Experience range: 8 - 12 Years
Key Responsibilities:
Design and Build Big Data Systems : Develop and maintain scalable and reliable data architectures using Apache Spark and Scala/Python. Design systems that can process large volumes of data efficiently.
Develop Data Pipelines : Construct and maintain ETL processes and data pipelines. Ensure seamless data flow from various sources to our storage and analysis platforms.
Performance Tuning : Monitor and optimize the performance of data processing applications. Implement best practices to enhance efficiency and reduce latency.
Data Quality Assurance : Ensure the accuracy and consistency of data through rigorous testing and validation processes. Develop strategies to handle data anomalies and integrity issues.
Collaboration with Cross-Functional Teams : Work closely with analysts, and IT teams to understand data needs and deliver effective solutions. Communicate technical concepts clearly to non-technical stakeholders.
Stay Ahead of Industry Trends : Continuously update technical knowledge and skills, especially in areas of big data, Spark, Scala, Python and AI. Evaluate and adopt new tools and technologies to improve data systems.
Qualifications:
Bachelor s or Master s degree in Computer Science, Engineering, or a related field.
Minimum of 3 years Proven experience in data engineering, specifically with Apache Spark and Scala/Python
Familiarity with cloud platforms ( Azure, AWS, GCP) and their data services is a plus.
Hands-on experience in Databricks with Pyspark and Unity Catalog
Experience with dataflow and Data factory pipelines .
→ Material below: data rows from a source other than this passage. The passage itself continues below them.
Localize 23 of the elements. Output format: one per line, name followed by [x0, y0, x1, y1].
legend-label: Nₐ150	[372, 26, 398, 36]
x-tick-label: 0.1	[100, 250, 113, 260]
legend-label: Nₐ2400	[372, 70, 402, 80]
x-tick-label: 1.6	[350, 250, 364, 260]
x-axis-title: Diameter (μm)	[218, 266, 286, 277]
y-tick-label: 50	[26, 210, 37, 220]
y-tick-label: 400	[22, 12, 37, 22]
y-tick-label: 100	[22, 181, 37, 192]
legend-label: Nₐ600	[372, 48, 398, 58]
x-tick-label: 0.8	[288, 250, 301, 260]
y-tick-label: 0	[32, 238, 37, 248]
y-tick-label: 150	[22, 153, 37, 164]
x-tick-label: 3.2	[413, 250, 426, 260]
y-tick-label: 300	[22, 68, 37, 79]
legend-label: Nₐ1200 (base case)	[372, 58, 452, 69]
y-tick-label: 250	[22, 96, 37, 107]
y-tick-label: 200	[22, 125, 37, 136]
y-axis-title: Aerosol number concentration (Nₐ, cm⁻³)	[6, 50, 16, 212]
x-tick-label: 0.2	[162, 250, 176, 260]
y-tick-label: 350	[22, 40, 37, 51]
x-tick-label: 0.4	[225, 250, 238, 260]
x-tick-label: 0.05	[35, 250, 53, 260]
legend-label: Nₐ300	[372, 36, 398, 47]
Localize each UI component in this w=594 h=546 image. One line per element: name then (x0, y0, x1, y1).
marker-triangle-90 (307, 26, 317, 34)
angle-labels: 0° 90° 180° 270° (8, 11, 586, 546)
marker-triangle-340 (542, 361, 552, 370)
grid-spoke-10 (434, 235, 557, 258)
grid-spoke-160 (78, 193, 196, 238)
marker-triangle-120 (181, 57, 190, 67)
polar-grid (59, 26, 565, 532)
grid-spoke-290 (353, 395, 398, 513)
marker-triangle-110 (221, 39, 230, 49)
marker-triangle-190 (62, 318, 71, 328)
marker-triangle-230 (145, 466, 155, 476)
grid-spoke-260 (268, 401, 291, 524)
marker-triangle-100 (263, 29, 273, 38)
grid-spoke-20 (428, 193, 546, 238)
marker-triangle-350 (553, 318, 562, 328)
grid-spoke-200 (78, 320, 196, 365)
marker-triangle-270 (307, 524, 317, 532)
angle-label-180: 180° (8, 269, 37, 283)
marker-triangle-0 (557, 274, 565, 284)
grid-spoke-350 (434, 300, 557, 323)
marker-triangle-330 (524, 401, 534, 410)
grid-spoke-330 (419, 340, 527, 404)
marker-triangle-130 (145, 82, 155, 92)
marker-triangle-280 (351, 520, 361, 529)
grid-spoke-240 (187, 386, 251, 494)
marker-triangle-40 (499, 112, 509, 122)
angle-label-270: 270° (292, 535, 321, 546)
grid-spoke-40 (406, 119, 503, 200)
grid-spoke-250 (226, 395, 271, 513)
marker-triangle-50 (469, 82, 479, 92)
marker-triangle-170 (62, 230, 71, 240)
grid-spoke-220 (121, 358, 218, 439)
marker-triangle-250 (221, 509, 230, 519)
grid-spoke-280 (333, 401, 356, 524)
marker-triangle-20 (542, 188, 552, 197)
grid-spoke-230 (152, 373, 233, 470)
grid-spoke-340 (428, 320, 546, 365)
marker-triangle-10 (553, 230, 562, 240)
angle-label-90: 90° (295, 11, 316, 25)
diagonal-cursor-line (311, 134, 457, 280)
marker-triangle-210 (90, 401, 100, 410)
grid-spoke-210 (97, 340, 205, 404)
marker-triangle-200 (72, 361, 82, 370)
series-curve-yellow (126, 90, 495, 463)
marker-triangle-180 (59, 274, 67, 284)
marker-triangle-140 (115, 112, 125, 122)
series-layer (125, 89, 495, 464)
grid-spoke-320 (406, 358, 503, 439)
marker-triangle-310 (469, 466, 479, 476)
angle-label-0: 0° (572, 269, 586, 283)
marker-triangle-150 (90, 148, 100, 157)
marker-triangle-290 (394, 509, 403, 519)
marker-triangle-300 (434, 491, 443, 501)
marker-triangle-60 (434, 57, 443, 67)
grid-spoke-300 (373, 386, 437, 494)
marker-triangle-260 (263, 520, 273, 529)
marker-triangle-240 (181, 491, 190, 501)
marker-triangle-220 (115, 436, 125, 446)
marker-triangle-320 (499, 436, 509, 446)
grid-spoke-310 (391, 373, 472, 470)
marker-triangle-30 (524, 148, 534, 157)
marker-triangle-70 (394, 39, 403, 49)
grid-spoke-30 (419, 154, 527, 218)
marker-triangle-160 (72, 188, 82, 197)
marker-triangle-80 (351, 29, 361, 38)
Practical experience in handling error or invalid formats in incoming data.
Experience working with Delta table formats .
Excellent problem-solving skills and ability to optimize data systems for performance and scalability.
Generative AI and machine learning concepts, with experience in integrating ML models into big data platforms will be plus
Strong communication skills for effective collaboration within and across teams.